Syrian warplanes struck against rebels in Idlib province and Aleppo today as fighting raged across the latter.
Rebels and the government blamed each other for the tremendous destruction in Aleppo's medieval heart, including damage to the 12th-century Umayyad mosque.
Islamists say they had driven out government forces using the mosque as a base.
Online videos showed fighters holding partially burned Korans and empty bottles that they said showed troops had been drinking alcohol in the mosque.
The army's version was the opposite, that they had taken the mosque from rebels.
President Bashar al-Assad has ordered the building be repeared immediately, despite fighting in the city centre.
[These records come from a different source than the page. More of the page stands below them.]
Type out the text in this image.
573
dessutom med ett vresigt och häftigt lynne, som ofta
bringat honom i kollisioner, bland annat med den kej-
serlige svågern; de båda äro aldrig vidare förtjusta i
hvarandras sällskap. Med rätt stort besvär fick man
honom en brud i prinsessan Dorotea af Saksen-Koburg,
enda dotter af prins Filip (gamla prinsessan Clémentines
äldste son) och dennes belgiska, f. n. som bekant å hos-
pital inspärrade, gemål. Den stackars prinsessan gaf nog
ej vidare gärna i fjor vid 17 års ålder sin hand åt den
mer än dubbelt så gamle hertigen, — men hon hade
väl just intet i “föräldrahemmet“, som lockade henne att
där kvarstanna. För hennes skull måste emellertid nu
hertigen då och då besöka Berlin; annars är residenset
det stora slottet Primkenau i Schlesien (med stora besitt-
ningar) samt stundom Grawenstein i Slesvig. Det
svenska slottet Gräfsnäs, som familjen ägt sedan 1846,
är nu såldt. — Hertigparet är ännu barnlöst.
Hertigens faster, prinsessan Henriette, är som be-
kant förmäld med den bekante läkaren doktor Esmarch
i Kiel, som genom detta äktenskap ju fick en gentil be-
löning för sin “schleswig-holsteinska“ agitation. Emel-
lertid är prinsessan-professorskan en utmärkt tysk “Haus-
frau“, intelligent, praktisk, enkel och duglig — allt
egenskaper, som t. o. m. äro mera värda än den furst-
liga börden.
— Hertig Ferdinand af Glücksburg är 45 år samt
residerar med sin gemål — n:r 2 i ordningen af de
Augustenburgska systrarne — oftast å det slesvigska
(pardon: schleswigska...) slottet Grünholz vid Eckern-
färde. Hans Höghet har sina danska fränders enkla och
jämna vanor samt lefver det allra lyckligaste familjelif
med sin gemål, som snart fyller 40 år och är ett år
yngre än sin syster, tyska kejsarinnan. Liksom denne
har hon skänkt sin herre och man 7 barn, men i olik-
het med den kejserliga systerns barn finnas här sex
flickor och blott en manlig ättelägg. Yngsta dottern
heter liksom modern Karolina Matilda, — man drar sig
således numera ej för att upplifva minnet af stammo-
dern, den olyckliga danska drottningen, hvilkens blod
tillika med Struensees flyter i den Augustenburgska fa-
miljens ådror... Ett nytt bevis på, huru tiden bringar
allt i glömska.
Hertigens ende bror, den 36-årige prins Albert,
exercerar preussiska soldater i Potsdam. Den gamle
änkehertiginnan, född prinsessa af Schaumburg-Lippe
Unesco says five of Syria's six world heritage sites have now been damaged in the civil war.
Aleppo's tourism chief Rami Martini blamed rebels for "targeting the city's monuments and archaeological treasures."
He said centuries-old handwritten Korans had been stolen, as had a box purported to hold a hair of the prophet Mohammed.
Elsewhere, air strikes hit the city of Maaret al-Numan, taken by rebels on October 10.
And shelling in Kfarnebel reportedly killed two children.
Human Rights Watch accused Syrian authorities of using cluster bombs on Sunday, which Damascus denies.
Increasingly heavy weapons are being used by both sides, with the United States admitting today that weapons being funnelled into the country were reaching Islamists.
French authorities said today that European Islamists fighting the Assad government could return to launch terrorist attacks across the Europe.
And the US said on Monday that Lebanese resistance group Hezbollah was fighting for President Assad - which it denies - while reports suggested Iraqi Shi'ites were also travelling to Syria to fight for the government.